A couple were walking down the street and came across a garbageman and a very well-dressed and dignified gentleman wearing a $2,000 pinstriped Armani business suit, a $150 silk necktie with matching pocket square and suspenders, a starched white shirt, monogrammed cufflinks, silver tiepin, a Rolex and highly polished shoes. They were standing in front of a garbage truck and having an argument.
"Take those fancy shoes and socks off, NOW!" said the garbageman angrily.
The curious couple stopped to listen.
"Look, I'm sure we can discuss this reasonably" said the gentleman nervously.
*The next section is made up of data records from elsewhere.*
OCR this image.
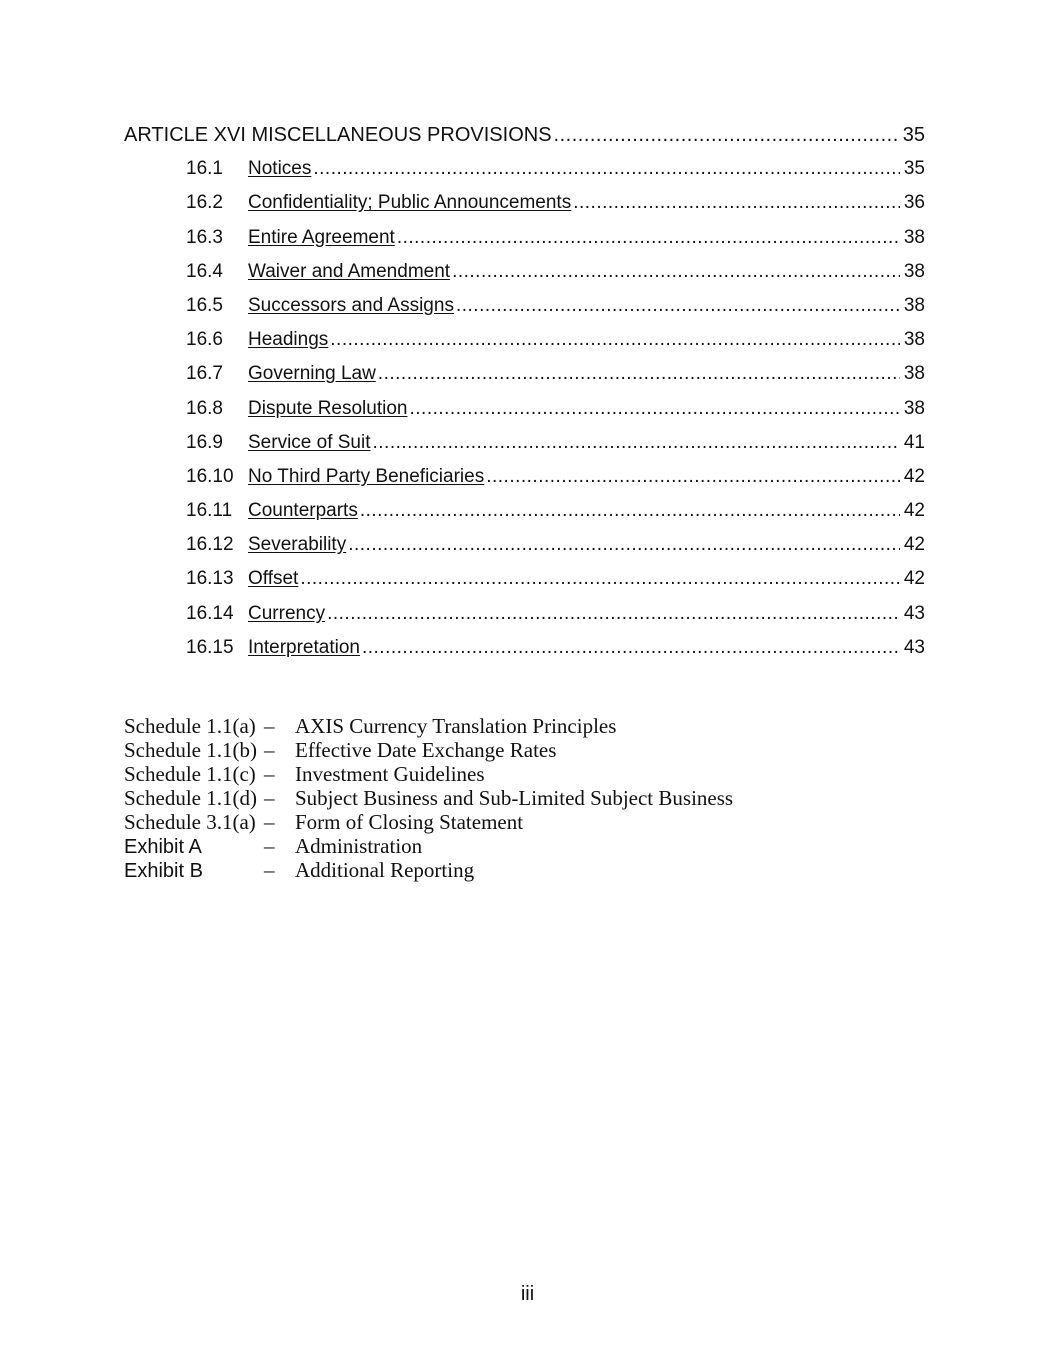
ARTICLE XVI MISCELLANEOUS PROVISIONS .....	35
16.1	Notices .....	35
16.2	Confidentiality; Public Announcements .....	36
16.3	Entire Agreement .....	38
16.4	Waiver and Amendment .....	38
16.5	Successors and Assigns .....	38
16.6	Headings .....	38
16.7	Governing Law .....	38
16.8	Dispute Resolution .....	38
16.9	Service of Suit .....	41
16.10 No Third Party Beneficiaries .....	42
16.11 Counterparts .....	42
16.12 Severability .....	42
16.13 Offset .....	42
16.14 Currency .....	43
16.15 Interpretation .....	43
Schedule 1.1(a) – AXIS Currency Translation Principles
Schedule 1.1(b) – Effective Date Exchange Rates
Schedule 1.1(c) – Investment Guidelines
Schedule 1.1(d) – Subject Business and Sub-Limited Subject Business
Schedule 3.1(a) – Form of Closing Statement
Exhibit A	– Administration
Exhibit B	– Additional Reporting
iii
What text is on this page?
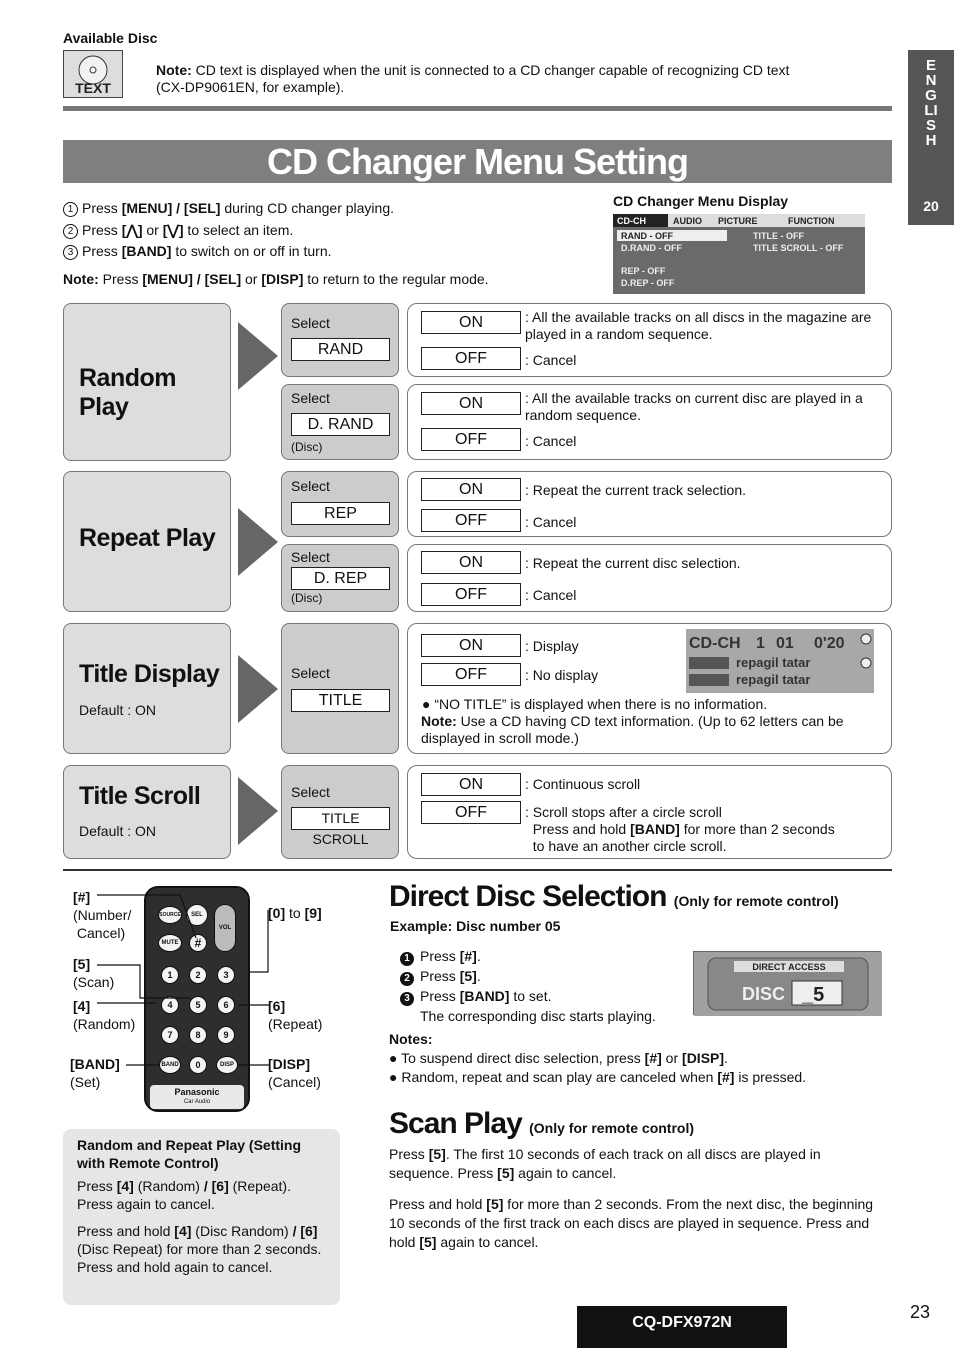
Available Disc
TEXT
Note: CD text is displayed when the unit is connected to a CD changer capable of recognizing CD text (CX-DP9061EN, for example).
ENGLISH
20
CD Changer Menu Setting
1 Press [MENU] / [SEL] during CD changer playing.
2 Press [⋀] or [⋁] to select an item.
3 Press [BAND] to switch on or off in turn.
Note: Press [MENU] / [SEL] or [DISP] to return to the regular mode.
CD Changer Menu Display
CD-CH	AUDIO PICTURE	FUNCTION
RAND - OFF
D.RAND - OFF
REP - OFF
D.REP - OFF
TITLE - OFF
TITLE SCROLL - OFF
Random Play
Select
RAND
ON	: All the available tracks on all discs in the magazine are played in a random sequence.
OFF	: Cancel
Select
D. RAND
(Disc)
ON	: All the available tracks on current disc are played in a random sequence.
OFF	: Cancel
Repeat Play
Select
REP
ON	: Repeat the current track selection.
OFF	: Cancel
Select
D. REP
(Disc)
ON	: Repeat the current disc selection.
OFF	: Cancel
Title Display
Default : ON
Select
TITLE
ON	: Display
OFF	: No display
CD-CH 1 01 0'20
repagil tatar
repagil tatar
● “NO TITLE” is displayed when there is no information.
Note: Use a CD having CD text information. (Up to 62 letters can be displayed in scroll mode.)
Title Scroll
Default : ON
Select
TITLE SCROLL
ON	: Continuous scroll
OFF	: Scroll stops after a circle scroll
Press and hold [BAND] for more than 2 seconds
to have an another circle scroll.
SOURCE	SEL
VOL
MUTE	#
1	2	3
4	5	6
7	8	9
BAND	0	DISP
Panasonic
Car Audio
[#]
(Number/
Cancel)
[5]
(Scan)
[4]
(Random)
[BAND]
(Set)
[0] to [9]
[6]
(Repeat)
[DISP]
(Cancel)
Random and Repeat Play (Setting with Remote Control)
Press [4] (Random) / [6] (Repeat). Press again to cancel.
Press and hold [4] (Disc Random) / [6] (Disc Repeat) for more than 2 seconds.
Press and hold again to cancel.
Direct Disc Selection (Only for remote control)
Example: Disc number 05
1 Press [#].
2 Press [5].
3 Press [BAND] to set.
The corresponding disc starts playing.
DIRECT ACCESS
DISC _5
Notes:
● To suspend direct disc selection, press [#] or [DISP].
● Random, repeat and scan play are canceled when [#] is pressed.
Scan Play (Only for remote control)
Press [5]. The first 10 seconds of each track on all discs are played in sequence. Press [5] again to cancel.
Press and hold [5] for more than 2 seconds. From the next disc, the beginning 10 seconds of the first track on each discs are played in sequence. Press and hold [5] again to cancel.
CQ-DFX972N
23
"If you're not barefoot in thirty seconds, you're fired!" snapped the garbageman. "I'm paying you two hundred an hour, and I make the dress code! This wouldn't have happened if you had done what I said!"
The gentleman shook his head in frustration, and untied and pulled off his mirror-shined Brooks Brothers shoes and then peeled off his silk business socks.
The garbageman took them and said: "You get these back at the end of the day - you work the rest of the day in your bare feet! Got it hotshot? And you have until noon to hand over the necktie, the suspenders and the cufflinks! Did you THINK when you put that stupid business suit on today?!"
The gentleman's shoulders slumped.
"And listen!" snapped the garbageman. "Tomorrow, you wear a jumpsuit, work boots and WHITE SOCKS. We talked about this already. Got it, pal? Now get to work!"
"WHITE SOCKS!" said the consultant. "ME! Wearing white socks!"
He then picked up a notebook and began to look through the garbage and making notes. He picked up his cell phone and made a call.
The garbageman looked at the couple and pointed at the expensive shoes: "Do you believe this guy?! Classy kicks like these for picking through garbage! And PINSTRIPES! The guy's got no brains."
He got in his truck and the curious couple approached the impeccably groomed and now barefoot gentleman.
"What was that about?" they asked.
"Well, you see" said the gentleman in embarrassment. "We're still making the rules for this job. I'm the world's first "Garbageman's Consultant".